The sharing economy promises such radical change that economist Klaus Schwab is calling it The Fourth Industrial Revolution. But unlike the previous revolutions, its intransigent opponents are supported by sclerotic government rules. This has to change for the world to enjoy a new era of innovation and prosperity.
Most people know the story of the Luddites and their resistance to the Industrial Revolution in Britain. Citing a (perhaps fictional) Ned Ludd or King Ludd as their leader, organized gangs ran riot, breaking new textile-working machines introduced in the early 1800s, proclaiming them to be in breach of regulations and price agreements. The British government, then at war with Napoleon, reacted harshly, battling the militant workers and promoting the death penalty, deportation, and other severe punishments for breaking machines. Luddism abated, and the first industrial revolution took hold, benefiting all mankind — including former Luddites and their descendants.
This pattern has repeated itself through the ages. Since the 19th century, two more industrial revolutions have bestowed their gifts on us — the revolutions of mass production and information technology. Each time, Luddites warned of the economic hardship that would result, and each time government embraced the change, cementing it. What happened to the swathes of telephone operators and typists laid off by the IT revolution? For the most part, they found other, better paying employment. Both those categories were dominated by younger women, whose prospects have gotten better since the revolution started.
We are now facing another industrial revolution, one potentially more disruptive than its predecessors. The difference this time is that the Luddites enjoy the support of government, which is far bigger now than it was at the dawn of the IT revolution. As I have noted in “Depression-Era Laws Threaten the Sharing Economy” and “How the State Keeps You Working Long Hours,” governments around the world are working overtime to blunt the advances of the sharing economy, the spearhead of this revolution.
This should not be a surprise. As Duke University economist Michael Munger notes, many will oppose an economy of lowered transaction costs. “Unsurprisingly, the counterrevolutionary fervour of those who wish to protect existing power structures of both firms and unions will call for attempts to control the sale of transaction cost reductions,” he says (“Coase and the ‘Sharing Economy’,” in Forever Contemporary: The Economics of Ronald Coase). In other words, middlemen will always resist being cut out.
The new revolution goes much further than platform apps. It is also occurring in financial technology (“fintech”), where some new European firms now have bigger capitalizations than Deutsche Bank. It is already possible to see similar disruptions happening in areas like 3-D printing, the “Internet of things,” and biotechnology.
Regulators are fighting back with Luddite intensity. The disruptive human resources firm Zenefits recently came under severe regulatory attack over rules relating to training for its associates, leading to the resignation of its CEO.
All across the economy, government regulators are using laws and rules designed for previous eras to stop disruptive innovation. The threats are manifold:
- Transportation network companies like Uber or Lyft can be declared taxi companies and forced to cease operations under criminal penalties, as has happened in France.

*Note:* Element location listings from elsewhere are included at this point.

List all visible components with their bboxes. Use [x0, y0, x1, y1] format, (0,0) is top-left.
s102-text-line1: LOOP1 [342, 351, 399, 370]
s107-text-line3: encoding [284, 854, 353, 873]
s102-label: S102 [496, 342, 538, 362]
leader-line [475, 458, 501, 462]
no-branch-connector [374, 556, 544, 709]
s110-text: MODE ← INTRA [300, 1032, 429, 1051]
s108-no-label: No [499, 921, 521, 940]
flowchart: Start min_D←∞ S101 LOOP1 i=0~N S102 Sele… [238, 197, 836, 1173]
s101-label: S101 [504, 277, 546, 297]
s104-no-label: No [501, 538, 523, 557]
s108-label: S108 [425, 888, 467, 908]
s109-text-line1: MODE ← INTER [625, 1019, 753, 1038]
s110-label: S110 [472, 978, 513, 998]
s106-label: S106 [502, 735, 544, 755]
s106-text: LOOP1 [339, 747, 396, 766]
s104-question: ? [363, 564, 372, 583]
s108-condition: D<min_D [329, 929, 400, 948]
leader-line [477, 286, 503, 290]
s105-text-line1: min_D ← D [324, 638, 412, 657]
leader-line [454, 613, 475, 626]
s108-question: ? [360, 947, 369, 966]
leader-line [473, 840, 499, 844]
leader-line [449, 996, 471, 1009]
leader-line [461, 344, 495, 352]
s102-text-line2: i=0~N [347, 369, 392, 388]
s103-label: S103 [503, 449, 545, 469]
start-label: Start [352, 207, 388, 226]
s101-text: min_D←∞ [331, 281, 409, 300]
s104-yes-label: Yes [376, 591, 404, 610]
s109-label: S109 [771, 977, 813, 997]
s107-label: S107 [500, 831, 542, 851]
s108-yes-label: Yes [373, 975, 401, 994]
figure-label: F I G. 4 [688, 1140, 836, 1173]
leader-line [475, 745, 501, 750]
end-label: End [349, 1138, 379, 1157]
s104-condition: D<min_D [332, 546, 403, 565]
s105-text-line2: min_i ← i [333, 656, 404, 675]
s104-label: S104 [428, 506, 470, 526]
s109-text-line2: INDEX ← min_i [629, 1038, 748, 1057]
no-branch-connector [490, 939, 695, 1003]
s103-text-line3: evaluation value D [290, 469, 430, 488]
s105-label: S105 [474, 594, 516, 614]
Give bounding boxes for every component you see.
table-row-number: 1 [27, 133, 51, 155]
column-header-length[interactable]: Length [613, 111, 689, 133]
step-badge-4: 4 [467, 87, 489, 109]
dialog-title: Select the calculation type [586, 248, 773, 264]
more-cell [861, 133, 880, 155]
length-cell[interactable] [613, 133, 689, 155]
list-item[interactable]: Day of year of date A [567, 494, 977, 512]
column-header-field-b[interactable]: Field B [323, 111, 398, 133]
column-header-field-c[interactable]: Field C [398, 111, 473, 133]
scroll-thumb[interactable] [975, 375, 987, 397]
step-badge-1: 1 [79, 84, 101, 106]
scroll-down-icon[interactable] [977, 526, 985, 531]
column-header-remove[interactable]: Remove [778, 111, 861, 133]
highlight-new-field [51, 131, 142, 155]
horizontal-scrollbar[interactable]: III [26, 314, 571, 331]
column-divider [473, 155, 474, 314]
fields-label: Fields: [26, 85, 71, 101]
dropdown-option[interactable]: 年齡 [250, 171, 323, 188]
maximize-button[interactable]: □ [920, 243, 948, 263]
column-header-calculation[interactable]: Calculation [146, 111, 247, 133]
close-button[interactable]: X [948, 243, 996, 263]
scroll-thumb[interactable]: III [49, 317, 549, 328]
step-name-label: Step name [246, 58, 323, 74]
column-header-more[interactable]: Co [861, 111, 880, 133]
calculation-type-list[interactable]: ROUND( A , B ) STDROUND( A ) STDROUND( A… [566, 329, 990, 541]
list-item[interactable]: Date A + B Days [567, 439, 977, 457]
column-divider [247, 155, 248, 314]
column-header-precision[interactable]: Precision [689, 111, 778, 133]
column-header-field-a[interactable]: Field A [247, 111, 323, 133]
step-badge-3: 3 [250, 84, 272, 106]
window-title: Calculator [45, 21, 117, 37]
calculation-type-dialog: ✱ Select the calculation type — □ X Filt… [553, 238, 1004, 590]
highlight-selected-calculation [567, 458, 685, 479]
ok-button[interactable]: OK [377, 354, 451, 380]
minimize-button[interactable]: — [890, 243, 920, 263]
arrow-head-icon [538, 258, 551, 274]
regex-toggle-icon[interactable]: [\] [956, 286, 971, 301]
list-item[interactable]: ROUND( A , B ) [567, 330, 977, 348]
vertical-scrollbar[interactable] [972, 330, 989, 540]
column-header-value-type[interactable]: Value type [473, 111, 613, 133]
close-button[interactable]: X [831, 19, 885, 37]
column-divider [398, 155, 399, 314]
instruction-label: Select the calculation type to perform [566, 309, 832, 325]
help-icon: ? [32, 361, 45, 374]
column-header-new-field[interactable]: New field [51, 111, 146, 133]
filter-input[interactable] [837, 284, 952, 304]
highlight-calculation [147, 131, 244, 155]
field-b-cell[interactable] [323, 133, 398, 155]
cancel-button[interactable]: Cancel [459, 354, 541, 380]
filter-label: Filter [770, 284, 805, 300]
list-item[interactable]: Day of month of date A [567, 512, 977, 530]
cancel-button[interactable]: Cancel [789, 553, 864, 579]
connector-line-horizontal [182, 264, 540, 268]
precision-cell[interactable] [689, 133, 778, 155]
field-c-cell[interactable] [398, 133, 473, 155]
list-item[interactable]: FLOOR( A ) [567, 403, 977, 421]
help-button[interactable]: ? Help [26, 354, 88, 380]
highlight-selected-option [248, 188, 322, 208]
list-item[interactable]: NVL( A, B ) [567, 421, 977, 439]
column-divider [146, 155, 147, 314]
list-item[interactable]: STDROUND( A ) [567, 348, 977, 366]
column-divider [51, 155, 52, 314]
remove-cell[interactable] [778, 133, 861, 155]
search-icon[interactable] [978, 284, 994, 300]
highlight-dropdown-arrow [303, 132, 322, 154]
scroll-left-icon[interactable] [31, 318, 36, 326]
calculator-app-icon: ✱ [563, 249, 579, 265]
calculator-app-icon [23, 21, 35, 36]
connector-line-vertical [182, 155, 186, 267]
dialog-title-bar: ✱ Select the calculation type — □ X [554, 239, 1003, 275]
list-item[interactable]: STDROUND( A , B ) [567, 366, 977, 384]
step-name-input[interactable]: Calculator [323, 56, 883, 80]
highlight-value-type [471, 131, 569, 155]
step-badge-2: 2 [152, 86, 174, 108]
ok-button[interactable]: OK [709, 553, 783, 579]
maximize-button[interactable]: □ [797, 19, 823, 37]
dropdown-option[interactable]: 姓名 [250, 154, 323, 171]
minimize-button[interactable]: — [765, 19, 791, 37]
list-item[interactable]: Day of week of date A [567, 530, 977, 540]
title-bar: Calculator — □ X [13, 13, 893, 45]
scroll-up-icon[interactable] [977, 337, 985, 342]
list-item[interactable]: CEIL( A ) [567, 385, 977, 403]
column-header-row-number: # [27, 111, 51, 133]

- Bitcoin and alternative currencies can be banned on the basis that only the state can issue currency.
- Crowdfunding platforms could fall victim to 1930s “blue sky” laws designed to stop ordinary people investing in companies.
- Home 3-D printing could be strictly controlled or banned to prevent people printing firearms.
- Regulators could demand degrees of control over implantable technologies.
Some European countries are embracing at least some aspects of the revolution, such as the United Kingdom with distributed ledger technology. But sadly, those are exceptions. Across the developed world, regulators have mainly looked at how to control new technologies rather than liberate them for popular use.
Congress can play a role in ensuring the “permissionless innovation” that has made the revolution possible continues. As Adam Thierer proposes in his book of the same name, Congress should sunset any new law relating to technology after two years (at most) to allow the law a chance to change, and it should comprehensively review existing law and regulations to reassess them in the light of changing technology. One way to do the latter would be by instituting a regulatory reduction commission, as suggested by the Competitive Enterprise Institute.
If steps like this are not taken, this could be the first industrial revolution suppressed by government rather than embraced by it. That would be a tragedy for America and the world.